After searching online for a while, looking for a solution that was not just itering over things in O(n) time, I stumbled across regex::RegexSet. RegexSet takes in a Vector of regexes and then returns which, if any, match with the same time complexity as if it was a single regex expression. Perfect!
This led me to my current (for real this time) implementation:
lazy_static::lazy_static! {
pub static ref HASH_SECRET: String = std::env::var("HASH_SECRET").unwrap();
static ref REGEX_SET: RegexSet = RegexSet::new([ // Regexes that the endpoint will be matched against
r"cards/.*",
r"misc/(book_default.png|book_first.png)",
r"(boxes/.*|powerups/logo.png)"
]).unwrap();
static ref SPECIAL_ENDPOINT_MAPPING: HashMap<usize, String> =
[
(0, "all_cards".to_string()), // If the first regex matches, `0` will be returned, so here I map the index to the strings
(1, "book".to_string()),
(2, "vote_rewards".to_string())
].iter().cloned().collect();
}
/// Perform the sha256(endpoint + expiry + secret) hash
pub fn sha256(endpoint: &str, expiry: &str, secret: &str) -> String {
let mut hasher = Sha256::new();
hasher.update(format!("{}{}{}", endpoint, expiry, secret));
format!("{:x}", hasher.finalize())
}
/// Check if the token is valid and has not expired as well as if the
/// endpoint is allowed and the time has not expired
fn allows_endpoint(token: &str, endpoint: &str, expiry: &str) -> bool {
// If the expiry is in the past, the token is invalid
if expiry.parse::<u64>().unwrap()
< SystemTime::now()
.duration_since(SystemTime::UNIX_EPOCH)
.unwrap()
.as_secs()
{
return false;
}
sha256(endpoint, expiry, &HASH_SECRET) == token // If the endpoint and the token match, no group has to be tried
|| REGEX_SET.matches(endpoint).iter().any(|x| { // For each regex match, hash the group name and see if tokens match
sha256(
SPECIAL_ENDPOINT_MAPPING.get(&x).unwrap(),
expiry,
&HASH_SECRET,
) == token
})
}And this works like a charm! It is also pretty efficient.
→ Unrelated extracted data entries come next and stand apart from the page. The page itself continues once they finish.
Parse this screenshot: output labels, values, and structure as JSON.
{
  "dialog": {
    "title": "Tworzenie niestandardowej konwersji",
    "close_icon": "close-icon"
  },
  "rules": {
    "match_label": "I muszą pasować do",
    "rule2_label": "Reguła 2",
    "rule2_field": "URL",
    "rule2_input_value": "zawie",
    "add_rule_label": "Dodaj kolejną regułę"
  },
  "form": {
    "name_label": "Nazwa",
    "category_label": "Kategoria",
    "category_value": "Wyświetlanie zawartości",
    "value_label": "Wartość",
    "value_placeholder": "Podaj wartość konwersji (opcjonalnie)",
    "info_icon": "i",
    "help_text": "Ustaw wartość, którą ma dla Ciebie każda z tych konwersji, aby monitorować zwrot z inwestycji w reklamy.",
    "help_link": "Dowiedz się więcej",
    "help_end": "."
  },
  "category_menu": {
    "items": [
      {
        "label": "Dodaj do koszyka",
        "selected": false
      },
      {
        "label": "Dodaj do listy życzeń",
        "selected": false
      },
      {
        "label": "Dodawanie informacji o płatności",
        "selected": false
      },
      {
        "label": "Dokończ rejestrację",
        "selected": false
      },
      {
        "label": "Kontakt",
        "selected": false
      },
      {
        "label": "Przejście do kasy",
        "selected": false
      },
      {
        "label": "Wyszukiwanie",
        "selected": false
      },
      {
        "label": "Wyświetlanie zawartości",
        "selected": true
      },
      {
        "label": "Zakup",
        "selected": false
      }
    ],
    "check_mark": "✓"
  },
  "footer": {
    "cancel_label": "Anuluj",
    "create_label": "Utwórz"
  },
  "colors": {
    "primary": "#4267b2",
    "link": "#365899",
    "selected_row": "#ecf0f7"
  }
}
So now I can generate a hash pretty easily using this small python script:
from hashlib import sha256
from datetime import datetime, timedelta
secret = "secret"
endpoint = "all_cards"
expiry = str(int((datetime.now() + timedelta(hours=1)).timestamp()))
sha256(f"{endpoint}{expiry}{secret}".encode()).hexdigest(), expiryto get an output:
On the bot side, I do this with this code:
def sha256_for_api(self, endpoint: str, expires_in_seconds: int) -> Tuple[str, str]:
"""Generates a sha256 hash for the Killua API"""
expiry = str(
int((datetime.now() + timedelta(seconds=expires_in_seconds)).timestamp())
)
return (
sha256(f"{endpoint}{expiry}{self.hash_secret}".encode()).hexdigest(),
expiry,
)which I can then use to request any card (the hash is different because I changed the secret):
but I will still be denied if I try to access an image not allowed by the token:
Hurray! I am quite proud of this and I hope it helps if you ever decide to design something similar. Thanks a lot to @luke for suggesting this in the first place!